Except that might not come up. Close games are inevitable in January, but they hinge on a lot of factors. Yes, field goals are directly tied to points in the way that a more adventurous call on second or third down at the 40 is not. Or a missed tackle behind the line that results in a three-yard gain instead. But teams have won the Super Bowl without needing a buzzer-beater. I know, hard to believe, but it’s true.

But still, it’s a kicker. It’s middle relief of football. You find one somewhere, he sticks around for a few years, and then you find another one. Had you heard of Aldrick Rosas before last year? Do you even know who it is now? He’s the Giants kicker and finished second in FG% last season. Mike Badgley? You don’t have any idea, and if you do it’s only because he was on your fantasy team, and he was assuredly your last pick or waiver pick-up.

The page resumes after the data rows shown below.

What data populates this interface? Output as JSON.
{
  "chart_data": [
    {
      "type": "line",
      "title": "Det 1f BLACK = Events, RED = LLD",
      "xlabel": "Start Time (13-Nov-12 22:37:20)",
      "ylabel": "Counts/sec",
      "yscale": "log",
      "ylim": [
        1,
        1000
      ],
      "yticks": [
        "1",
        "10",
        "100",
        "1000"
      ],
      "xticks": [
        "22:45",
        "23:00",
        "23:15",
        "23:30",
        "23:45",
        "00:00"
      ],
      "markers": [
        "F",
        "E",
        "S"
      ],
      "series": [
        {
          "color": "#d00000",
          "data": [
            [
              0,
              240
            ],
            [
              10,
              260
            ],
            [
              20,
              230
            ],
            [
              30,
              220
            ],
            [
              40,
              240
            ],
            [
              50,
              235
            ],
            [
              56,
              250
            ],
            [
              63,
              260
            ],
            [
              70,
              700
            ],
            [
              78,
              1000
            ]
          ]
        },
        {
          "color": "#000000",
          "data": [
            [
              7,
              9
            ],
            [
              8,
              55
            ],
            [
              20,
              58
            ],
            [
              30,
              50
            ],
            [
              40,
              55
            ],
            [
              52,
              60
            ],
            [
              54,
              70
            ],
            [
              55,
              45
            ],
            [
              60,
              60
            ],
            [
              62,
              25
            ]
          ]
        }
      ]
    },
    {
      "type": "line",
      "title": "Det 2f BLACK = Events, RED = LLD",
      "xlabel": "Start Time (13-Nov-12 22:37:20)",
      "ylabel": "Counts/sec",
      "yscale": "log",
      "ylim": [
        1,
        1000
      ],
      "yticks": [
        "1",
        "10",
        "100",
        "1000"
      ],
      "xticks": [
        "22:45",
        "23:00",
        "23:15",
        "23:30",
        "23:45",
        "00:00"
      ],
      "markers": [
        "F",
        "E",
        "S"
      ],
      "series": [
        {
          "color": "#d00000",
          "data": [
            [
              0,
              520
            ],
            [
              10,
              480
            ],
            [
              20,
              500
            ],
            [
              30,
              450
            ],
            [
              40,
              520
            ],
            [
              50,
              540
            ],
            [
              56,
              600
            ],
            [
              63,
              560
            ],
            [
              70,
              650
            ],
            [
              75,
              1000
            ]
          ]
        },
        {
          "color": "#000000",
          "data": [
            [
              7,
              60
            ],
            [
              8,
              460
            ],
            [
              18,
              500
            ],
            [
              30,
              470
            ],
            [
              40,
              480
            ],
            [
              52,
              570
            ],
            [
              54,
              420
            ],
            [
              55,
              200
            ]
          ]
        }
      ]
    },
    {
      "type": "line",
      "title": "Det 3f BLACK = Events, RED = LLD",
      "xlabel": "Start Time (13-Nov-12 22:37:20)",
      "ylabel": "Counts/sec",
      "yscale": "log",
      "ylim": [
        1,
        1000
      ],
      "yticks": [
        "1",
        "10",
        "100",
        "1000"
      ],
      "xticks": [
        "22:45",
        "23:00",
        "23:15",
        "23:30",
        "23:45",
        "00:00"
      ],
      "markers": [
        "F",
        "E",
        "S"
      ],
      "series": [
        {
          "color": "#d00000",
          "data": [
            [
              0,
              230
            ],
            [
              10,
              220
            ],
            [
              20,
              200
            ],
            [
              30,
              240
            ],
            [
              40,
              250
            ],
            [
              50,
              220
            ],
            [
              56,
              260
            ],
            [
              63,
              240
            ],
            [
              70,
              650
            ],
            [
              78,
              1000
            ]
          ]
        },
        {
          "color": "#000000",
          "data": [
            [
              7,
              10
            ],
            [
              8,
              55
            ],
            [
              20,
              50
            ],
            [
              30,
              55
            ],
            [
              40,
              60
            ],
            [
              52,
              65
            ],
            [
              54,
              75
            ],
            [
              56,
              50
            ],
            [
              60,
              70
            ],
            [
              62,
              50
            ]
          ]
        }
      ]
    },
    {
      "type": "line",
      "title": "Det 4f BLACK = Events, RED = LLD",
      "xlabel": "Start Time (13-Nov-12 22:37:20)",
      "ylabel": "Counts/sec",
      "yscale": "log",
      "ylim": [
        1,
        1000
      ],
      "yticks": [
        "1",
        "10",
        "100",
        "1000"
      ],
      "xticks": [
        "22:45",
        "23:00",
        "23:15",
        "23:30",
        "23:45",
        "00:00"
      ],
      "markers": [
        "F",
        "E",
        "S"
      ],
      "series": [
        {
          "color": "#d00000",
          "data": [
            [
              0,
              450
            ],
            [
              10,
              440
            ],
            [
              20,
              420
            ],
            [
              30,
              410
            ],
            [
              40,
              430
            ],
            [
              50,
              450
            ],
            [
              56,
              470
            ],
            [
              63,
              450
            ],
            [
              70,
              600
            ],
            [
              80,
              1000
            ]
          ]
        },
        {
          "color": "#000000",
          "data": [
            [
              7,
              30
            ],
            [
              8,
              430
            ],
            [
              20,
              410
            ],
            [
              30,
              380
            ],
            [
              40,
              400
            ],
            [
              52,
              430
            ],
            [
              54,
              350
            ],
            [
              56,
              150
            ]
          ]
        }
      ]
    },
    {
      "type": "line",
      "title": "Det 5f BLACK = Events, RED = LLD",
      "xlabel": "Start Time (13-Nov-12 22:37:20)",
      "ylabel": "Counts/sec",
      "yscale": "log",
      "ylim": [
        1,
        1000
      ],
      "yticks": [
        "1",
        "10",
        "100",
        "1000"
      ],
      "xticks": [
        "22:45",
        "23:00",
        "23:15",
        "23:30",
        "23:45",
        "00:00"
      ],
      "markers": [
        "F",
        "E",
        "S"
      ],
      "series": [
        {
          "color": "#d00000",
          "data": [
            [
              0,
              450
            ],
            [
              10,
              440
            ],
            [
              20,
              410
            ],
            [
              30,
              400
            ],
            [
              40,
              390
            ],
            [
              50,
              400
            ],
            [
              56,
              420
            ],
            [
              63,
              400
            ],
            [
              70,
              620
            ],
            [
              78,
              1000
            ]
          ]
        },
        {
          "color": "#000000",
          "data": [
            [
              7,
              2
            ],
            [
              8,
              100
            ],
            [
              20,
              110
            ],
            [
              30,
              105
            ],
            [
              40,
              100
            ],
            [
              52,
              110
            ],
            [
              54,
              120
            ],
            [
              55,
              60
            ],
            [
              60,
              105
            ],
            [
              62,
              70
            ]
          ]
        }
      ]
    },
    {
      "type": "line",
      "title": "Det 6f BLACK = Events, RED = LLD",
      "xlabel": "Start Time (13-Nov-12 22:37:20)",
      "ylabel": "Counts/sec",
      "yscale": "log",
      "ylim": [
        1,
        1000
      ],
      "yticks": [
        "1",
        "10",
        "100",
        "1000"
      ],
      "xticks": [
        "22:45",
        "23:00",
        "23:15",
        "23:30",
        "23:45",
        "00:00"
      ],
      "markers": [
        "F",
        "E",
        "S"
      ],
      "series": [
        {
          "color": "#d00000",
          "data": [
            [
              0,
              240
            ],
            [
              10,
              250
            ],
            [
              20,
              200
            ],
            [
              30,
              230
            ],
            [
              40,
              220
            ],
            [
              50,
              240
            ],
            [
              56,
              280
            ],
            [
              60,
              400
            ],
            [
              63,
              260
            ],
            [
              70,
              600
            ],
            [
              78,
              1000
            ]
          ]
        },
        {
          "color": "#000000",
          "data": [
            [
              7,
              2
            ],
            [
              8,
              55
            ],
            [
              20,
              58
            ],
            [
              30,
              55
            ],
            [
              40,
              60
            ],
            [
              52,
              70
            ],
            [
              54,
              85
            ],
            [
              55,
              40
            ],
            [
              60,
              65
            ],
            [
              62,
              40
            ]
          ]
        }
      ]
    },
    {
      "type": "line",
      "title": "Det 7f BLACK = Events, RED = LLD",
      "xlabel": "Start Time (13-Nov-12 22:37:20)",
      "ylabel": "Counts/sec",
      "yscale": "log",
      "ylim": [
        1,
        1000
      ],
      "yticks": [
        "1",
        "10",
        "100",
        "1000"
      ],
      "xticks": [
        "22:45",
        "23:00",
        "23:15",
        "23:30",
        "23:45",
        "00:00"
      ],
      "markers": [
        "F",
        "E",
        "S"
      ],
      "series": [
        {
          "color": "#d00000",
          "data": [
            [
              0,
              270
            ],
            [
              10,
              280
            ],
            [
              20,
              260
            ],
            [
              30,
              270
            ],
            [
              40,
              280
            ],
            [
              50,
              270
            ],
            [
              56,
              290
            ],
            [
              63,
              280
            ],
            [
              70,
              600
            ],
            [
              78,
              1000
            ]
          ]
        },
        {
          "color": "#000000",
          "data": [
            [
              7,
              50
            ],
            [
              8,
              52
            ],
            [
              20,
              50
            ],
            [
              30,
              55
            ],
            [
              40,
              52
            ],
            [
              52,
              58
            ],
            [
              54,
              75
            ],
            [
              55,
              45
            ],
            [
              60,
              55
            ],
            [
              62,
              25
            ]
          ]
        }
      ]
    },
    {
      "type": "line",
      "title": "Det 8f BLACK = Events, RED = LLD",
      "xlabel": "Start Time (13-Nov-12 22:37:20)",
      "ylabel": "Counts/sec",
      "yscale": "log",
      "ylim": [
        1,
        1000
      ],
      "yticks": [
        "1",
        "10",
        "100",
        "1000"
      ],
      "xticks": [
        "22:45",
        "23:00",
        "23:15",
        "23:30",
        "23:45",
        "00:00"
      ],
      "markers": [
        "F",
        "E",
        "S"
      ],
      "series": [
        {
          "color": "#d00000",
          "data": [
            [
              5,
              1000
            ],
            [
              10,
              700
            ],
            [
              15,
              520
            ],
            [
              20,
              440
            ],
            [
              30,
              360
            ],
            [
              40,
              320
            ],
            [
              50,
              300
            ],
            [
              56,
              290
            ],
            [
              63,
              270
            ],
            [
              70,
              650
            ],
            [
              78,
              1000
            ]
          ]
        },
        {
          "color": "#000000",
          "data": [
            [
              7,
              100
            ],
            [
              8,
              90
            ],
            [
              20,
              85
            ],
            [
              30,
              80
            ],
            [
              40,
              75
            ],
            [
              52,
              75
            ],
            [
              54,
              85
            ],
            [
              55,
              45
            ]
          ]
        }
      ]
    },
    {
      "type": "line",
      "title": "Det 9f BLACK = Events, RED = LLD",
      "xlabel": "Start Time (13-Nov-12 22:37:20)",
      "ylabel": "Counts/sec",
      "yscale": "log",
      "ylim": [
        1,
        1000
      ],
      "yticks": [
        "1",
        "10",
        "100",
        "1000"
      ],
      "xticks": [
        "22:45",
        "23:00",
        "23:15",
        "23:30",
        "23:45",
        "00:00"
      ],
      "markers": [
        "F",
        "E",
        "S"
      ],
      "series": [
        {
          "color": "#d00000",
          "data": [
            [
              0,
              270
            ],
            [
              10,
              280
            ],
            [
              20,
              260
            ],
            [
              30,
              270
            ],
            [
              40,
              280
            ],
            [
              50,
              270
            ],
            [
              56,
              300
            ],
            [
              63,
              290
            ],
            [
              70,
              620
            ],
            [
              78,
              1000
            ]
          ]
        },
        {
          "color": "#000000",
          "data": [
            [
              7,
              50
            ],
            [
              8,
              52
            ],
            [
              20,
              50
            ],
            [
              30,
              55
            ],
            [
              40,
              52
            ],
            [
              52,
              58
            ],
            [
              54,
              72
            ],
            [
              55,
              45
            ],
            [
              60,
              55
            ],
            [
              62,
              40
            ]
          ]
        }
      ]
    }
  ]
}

They just come from somewhere. Even if it’s your team, you don’t really know where. And yeah, it’s noticeable when you pick a bad one, as the Bears did last season. It happens sometimes, but to say that’s the reason the season was torpedoed is missing the whole picture. Me? I’m much more worried about Mitch Betta’ Have My Money’s accuracy.

I don’t want to say it’s untenable. I doubt there’s no kicker anywhere who can’t put everyone’s mind at ease within the season’s first few weeks. But it shouldn’t have to be like this. If it works as a cover for other weaknesses on the team as they get worked out…well, ok. I guess. Seems like it’s a pretty elaborate and heavy-worked smokescreen, though.